Ainsi, en 1971, deux ans seulement après la création du ministère, était conclu un premier accord, connu sous le nom de Cloutier-Lang, du nom des ministres signataires, lequel accordait aux agents québécois à l'étranger un rôle d'informateur auprès des candidats désireux de s'établir au Québec. Le Québec pouvant ainsi informer les candidats à l'immigration de la spécificité de la société québécoise. (17 h 10)

Quatre années plus tard, cette entente administrative est remplacée par l'accord Bien-venue-Andras qui reconnaît au Québec un pouvoir de consultation sur les décisions relatives à la sélection des candidats à l'immigration. Bien que ne lui conférant pas de pouvoirs déterminants, cette entente, en donnant au Québec l'occasion de se prononcer systématiquement sur les candidatures, a permis l'élaboration des premiers éléments d'une politique de sélection proprement québécoise et l'articulation aussi d'un ensemble de critères nécessaires à la formulation des avis prévus dans l'entente. En ce sens, l'accord Bienvenue-Andras a pavé la voie et rendu plus aisée la mise en application de l'entente Couture-Cullen, signée en 1978 et entrée progressivement en vigueur de décembre 1978 à avril 1979.

Cette troisième entente occupe une place fondamentale dans le processus permettant au Québec de contrôler davantage son immigration.

Elle nous accordait un rôle prépondérant en matière de sélection, tout en permettant aux deux gouvernements de convenir de leurs responsabilités respectives dans ce domaine. L'entente Couture-Cullen prendra fin avec l'entrée en vigueur du nouvel accord, le 1 er avril prochain.

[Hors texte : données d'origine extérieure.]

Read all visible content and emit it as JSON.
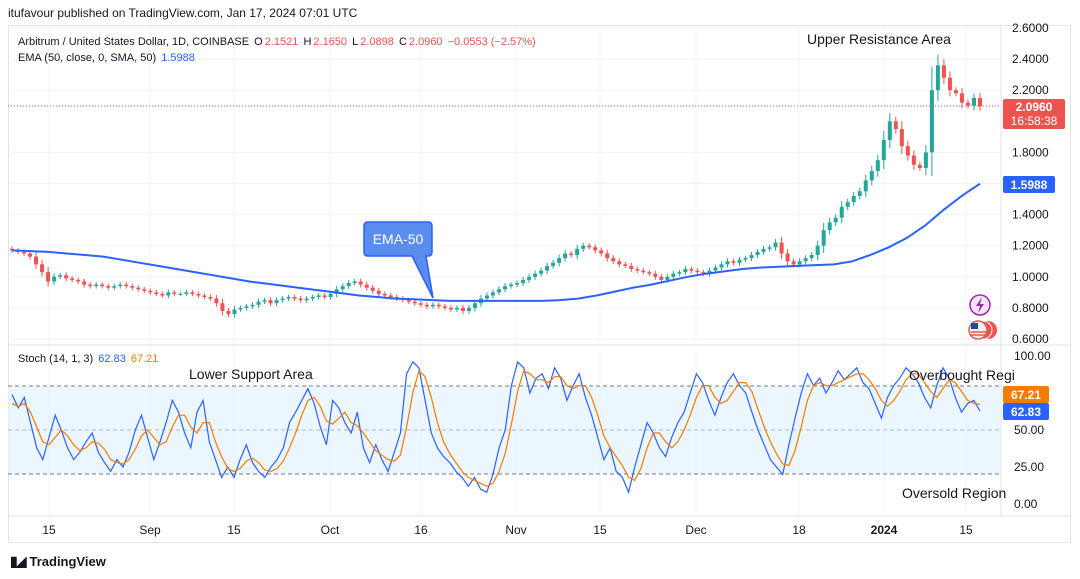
{
  "header": {
    "published": "itufavour published on TradingView.com, Jan 17, 2024 07:01 UTC"
  },
  "symbol": {
    "name": "Arbitrum / United States Dollar, 1D, COINBASE",
    "o_label": "O",
    "o": "2.1521",
    "h_label": "H",
    "h": "2.1650",
    "l_label": "L",
    "l": "2.0898",
    "c_label": "C",
    "c": "2.0960",
    "change": "−0.0553 (−2.57%)"
  },
  "ema": {
    "label": "EMA (50, close, 0, SMA, 50)",
    "value": "1.5988"
  },
  "stoch": {
    "label": "Stoch (14, 1, 3)",
    "k": "62.83",
    "d": "67.21"
  },
  "annotations": {
    "upper": "Upper Resistance Area",
    "lower": "Lower Support Area",
    "overbought": "Overbought Regi",
    "oversold": "Oversold Region",
    "ema_callout": "EMA-50"
  },
  "price_tags": {
    "last": "2.0960",
    "countdown": "16:58:38",
    "ema": "1.5988"
  },
  "stoch_tags": {
    "d": "67.21",
    "k": "62.83"
  },
  "colors": {
    "up": "#26a69a",
    "down": "#ef5350",
    "ema": "#2962ff",
    "k": "#2962ff",
    "d": "#f57c00",
    "band": "#e3f2fd"
  },
  "footer": {
    "brand": "TradingView"
  },
  "chart_data": [
    {
      "type": "candlestick",
      "title": "Arbitrum / United States Dollar, 1D, COINBASE",
      "y_ticks": [
        "2.6000",
        "2.4000",
        "2.2000",
        "1.8000",
        "1.6000",
        "1.4000",
        "1.2000",
        "1.0000",
        "0.8000",
        "0.6000"
      ],
      "x_ticks": [
        "15",
        "Sep",
        "15",
        "Oct",
        "16",
        "Nov",
        "15",
        "Dec",
        "18",
        "2024",
        "15"
      ],
      "ylim": [
        0.6,
        2.6
      ],
      "close": [
        1.17,
        1.16,
        1.15,
        1.13,
        1.08,
        1.03,
        0.97,
        1.0,
        1.01,
        0.99,
        0.98,
        0.97,
        0.95,
        0.94,
        0.95,
        0.94,
        0.93,
        0.94,
        0.95,
        0.94,
        0.93,
        0.92,
        0.91,
        0.9,
        0.89,
        0.88,
        0.9,
        0.89,
        0.89,
        0.9,
        0.89,
        0.88,
        0.87,
        0.86,
        0.83,
        0.78,
        0.76,
        0.79,
        0.8,
        0.81,
        0.82,
        0.84,
        0.85,
        0.83,
        0.85,
        0.86,
        0.87,
        0.86,
        0.85,
        0.86,
        0.87,
        0.88,
        0.87,
        0.89,
        0.92,
        0.94,
        0.96,
        0.97,
        0.95,
        0.93,
        0.91,
        0.89,
        0.88,
        0.87,
        0.86,
        0.85,
        0.84,
        0.83,
        0.82,
        0.81,
        0.82,
        0.81,
        0.8,
        0.79,
        0.8,
        0.78,
        0.8,
        0.83,
        0.86,
        0.88,
        0.9,
        0.92,
        0.94,
        0.95,
        0.96,
        0.98,
        1.0,
        1.02,
        1.04,
        1.07,
        1.09,
        1.12,
        1.15,
        1.14,
        1.18,
        1.2,
        1.19,
        1.17,
        1.15,
        1.12,
        1.1,
        1.08,
        1.07,
        1.05,
        1.04,
        1.03,
        1.02,
        1.0,
        0.98,
        1.0,
        1.02,
        1.03,
        1.05,
        1.04,
        1.03,
        1.02,
        1.04,
        1.06,
        1.08,
        1.1,
        1.09,
        1.11,
        1.12,
        1.14,
        1.16,
        1.18,
        1.19,
        1.22,
        1.15,
        1.1,
        1.08,
        1.1,
        1.12,
        1.14,
        1.2,
        1.3,
        1.35,
        1.38,
        1.45,
        1.48,
        1.52,
        1.55,
        1.62,
        1.68,
        1.75,
        1.88,
        2.0,
        1.95,
        1.84,
        1.78,
        1.72,
        1.7,
        1.8,
        2.2,
        2.36,
        2.28,
        2.2,
        2.18,
        2.12,
        2.1,
        2.15,
        2.096
      ],
      "ema50": [
        1.17,
        1.165,
        1.16,
        1.15,
        1.14,
        1.13,
        1.11,
        1.09,
        1.07,
        1.05,
        1.03,
        1.01,
        0.99,
        0.97,
        0.955,
        0.94,
        0.925,
        0.91,
        0.895,
        0.88,
        0.87,
        0.86,
        0.855,
        0.85,
        0.845,
        0.845,
        0.845,
        0.845,
        0.845,
        0.845,
        0.85,
        0.86,
        0.88,
        0.905,
        0.93,
        0.95,
        0.975,
        1.0,
        1.02,
        1.035,
        1.05,
        1.06,
        1.065,
        1.07,
        1.075,
        1.08,
        1.1,
        1.14,
        1.19,
        1.25,
        1.33,
        1.43,
        1.52,
        1.5988
      ],
      "last_price": 2.096,
      "ema_last": 1.5988
    },
    {
      "type": "line",
      "title": "Stoch (14, 1, 3)",
      "y_ticks": [
        "100.00",
        "75.00",
        "50.00",
        "25.00",
        "0.00"
      ],
      "ylim": [
        0,
        100
      ],
      "bands": [
        20,
        50,
        80
      ],
      "series": [
        {
          "name": "%K",
          "values": [
            74,
            65,
            72,
            55,
            38,
            30,
            45,
            60,
            50,
            38,
            30,
            35,
            42,
            48,
            35,
            28,
            22,
            30,
            25,
            35,
            50,
            60,
            45,
            30,
            42,
            55,
            70,
            62,
            48,
            38,
            62,
            70,
            42,
            30,
            18,
            25,
            18,
            30,
            40,
            28,
            22,
            18,
            25,
            30,
            38,
            55,
            62,
            70,
            78,
            68,
            52,
            40,
            70,
            65,
            55,
            48,
            62,
            38,
            28,
            40,
            30,
            22,
            35,
            48,
            88,
            96,
            92,
            70,
            48,
            38,
            32,
            28,
            22,
            18,
            12,
            18,
            10,
            8,
            20,
            38,
            50,
            80,
            96,
            92,
            75,
            85,
            88,
            78,
            92,
            85,
            70,
            80,
            88,
            72,
            60,
            45,
            30,
            38,
            22,
            18,
            8,
            25,
            40,
            55,
            48,
            38,
            32,
            45,
            55,
            62,
            75,
            88,
            82,
            70,
            60,
            72,
            82,
            88,
            80,
            75,
            62,
            50,
            40,
            30,
            25,
            20,
            40,
            58,
            75,
            88,
            80,
            85,
            75,
            82,
            90,
            84,
            88,
            92,
            82,
            78,
            68,
            58,
            72,
            80,
            85,
            92,
            88,
            82,
            72,
            65,
            80,
            92,
            85,
            72,
            62,
            68,
            70,
            62.83
          ]
        },
        {
          "name": "%D",
          "values": [
            68,
            66,
            68,
            62,
            52,
            42,
            40,
            45,
            50,
            46,
            40,
            36,
            38,
            42,
            41,
            37,
            30,
            28,
            27,
            30,
            37,
            46,
            50,
            45,
            40,
            42,
            52,
            60,
            60,
            52,
            48,
            55,
            55,
            42,
            32,
            24,
            22,
            24,
            29,
            31,
            28,
            23,
            22,
            24,
            29,
            38,
            48,
            60,
            70,
            72,
            66,
            56,
            54,
            58,
            62,
            55,
            53,
            48,
            42,
            36,
            33,
            30,
            29,
            33,
            52,
            75,
            90,
            86,
            72,
            55,
            42,
            34,
            28,
            22,
            18,
            16,
            14,
            12,
            14,
            22,
            34,
            54,
            76,
            90,
            88,
            84,
            84,
            82,
            86,
            86,
            80,
            78,
            80,
            80,
            72,
            60,
            46,
            38,
            32,
            26,
            18,
            16,
            24,
            38,
            48,
            48,
            42,
            38,
            42,
            50,
            60,
            72,
            80,
            80,
            72,
            68,
            70,
            76,
            82,
            82,
            76,
            64,
            52,
            42,
            34,
            27,
            26,
            36,
            52,
            70,
            80,
            82,
            80,
            80,
            82,
            84,
            86,
            88,
            88,
            84,
            78,
            70,
            66,
            70,
            76,
            84,
            88,
            88,
            82,
            76,
            72,
            78,
            84,
            82,
            76,
            70,
            68,
            67.21
          ]
        }
      ]
    }
  ]
}
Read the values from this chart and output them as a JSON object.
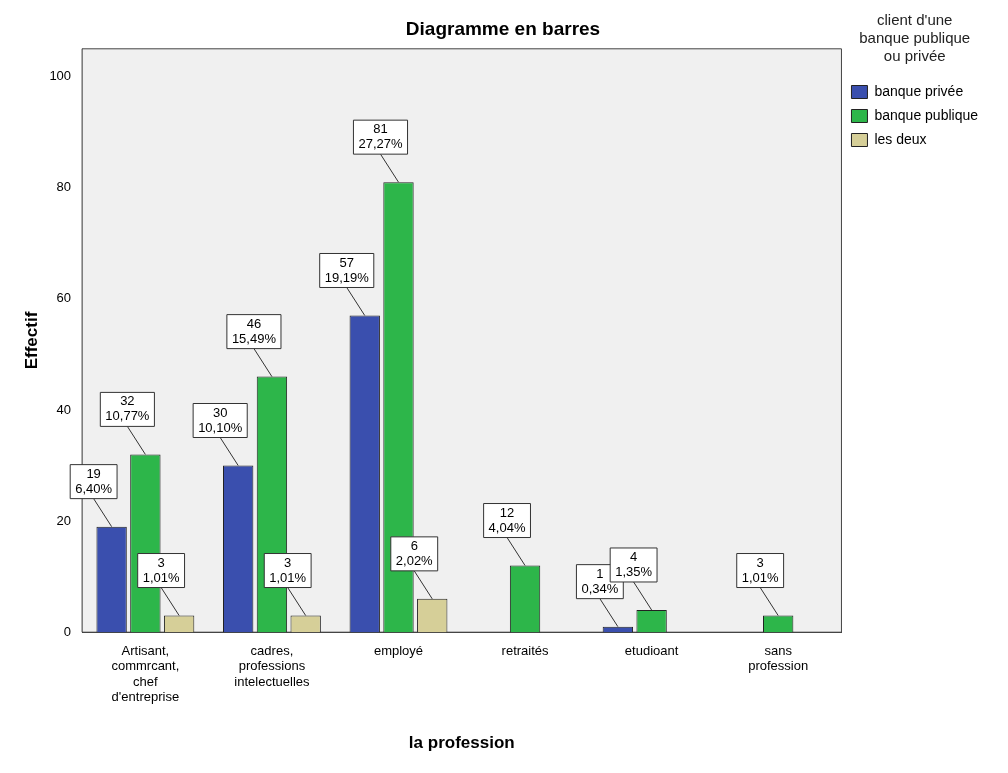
{
  "chart_data": {
    "type": "bar",
    "title": "Diagramme en barres",
    "xlabel": "la profession",
    "ylabel": "Effectif",
    "legend_title": "client d'une banque publique ou privée",
    "categories": [
      "Artisant, commrcant, chef d'entreprise",
      "cadres, professions intelectuelles",
      "employé",
      "retraités",
      "etudioant",
      "sans profession"
    ],
    "series": [
      {
        "name": "banque privée",
        "color": "#3a4fae",
        "values": [
          19,
          30,
          57,
          null,
          1,
          null
        ],
        "value_labels": [
          "19\n6,40%",
          "30\n10,10%",
          "57\n19,19%",
          null,
          "1\n0,34%",
          null
        ]
      },
      {
        "name": "banque publique",
        "color": "#2db64a",
        "values": [
          32,
          46,
          81,
          12,
          4,
          3
        ],
        "value_labels": [
          "32\n10,77%",
          "46\n15,49%",
          "81\n27,27%",
          "12\n4,04%",
          "4\n1,35%",
          "3\n1,01%"
        ]
      },
      {
        "name": "les deux",
        "color": "#d6cf98",
        "values": [
          3,
          3,
          6,
          null,
          null,
          null
        ],
        "value_labels": [
          "3\n1,01%",
          "3\n1,01%",
          "6\n2,02%",
          null,
          null,
          null
        ]
      }
    ],
    "ylim": [
      0,
      105
    ],
    "yticks": [
      0,
      20,
      40,
      60,
      80,
      100
    ],
    "grid": false,
    "legend": "top right"
  }
}
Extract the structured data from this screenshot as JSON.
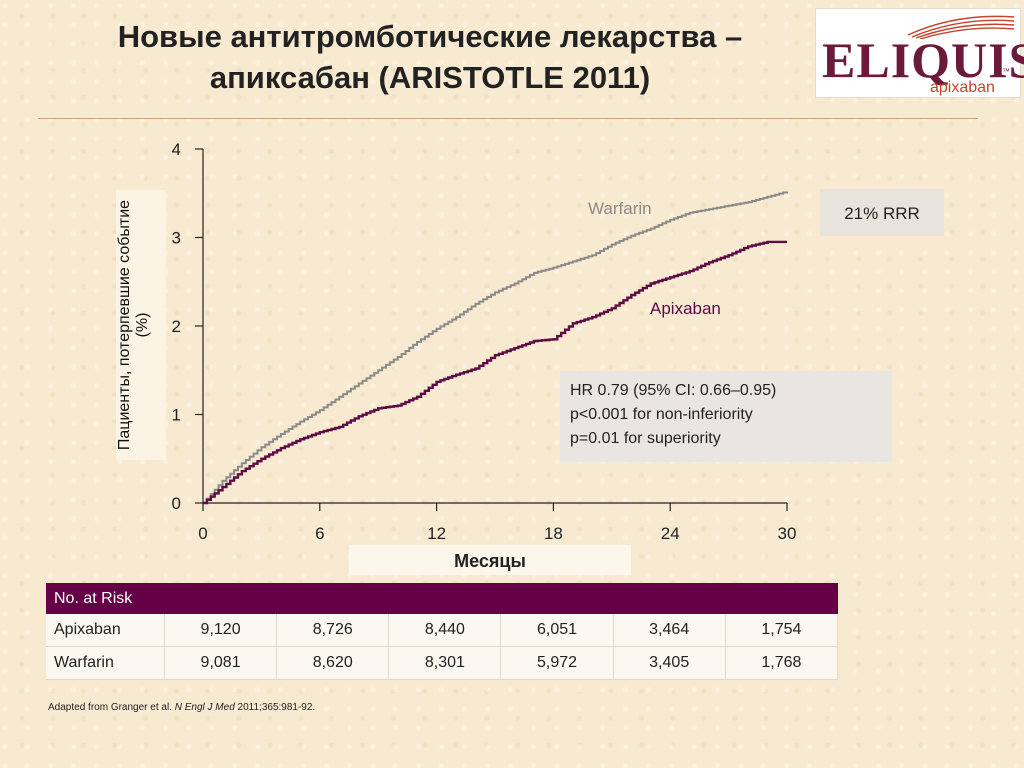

Je voudrais, à ce moment, M. le Président, souligner le travail de mes prédécesseurs qui ont permis au Québec de progresser constamment afin d'obtenir de plus en plus de pouvoirs, afin de répondre à ses objectifs démographiques, économiques, sociaux et culturels. L'accord Canada-Québec, relatif à l'immigration et à l'admission temporaire des aubains, conclu en décembre 1990 et signé il y a un peu plus d'un mois, pousse plus loin la responsabilité québécoise en matière d'immigration et d'intégration des immigrants, tout en reconnaissant la majeure partie des acquis hérités de l'entente Couture-Cullen. Il nous permet aussi d'obtenir des pouvoirs additionnels.

L'accord Canada-Québec couvre principalement la planification des niveaux d'immigration, la sélection des immigrants ainsi que leur accueil et leur intégration au sein de la société québécoise. Il y est stipulé qu'aucune des deux parties ne pourra y mettre fin de façon unilatérale, ce qui n'était pas prévu dans l'entente Couture-Cullen.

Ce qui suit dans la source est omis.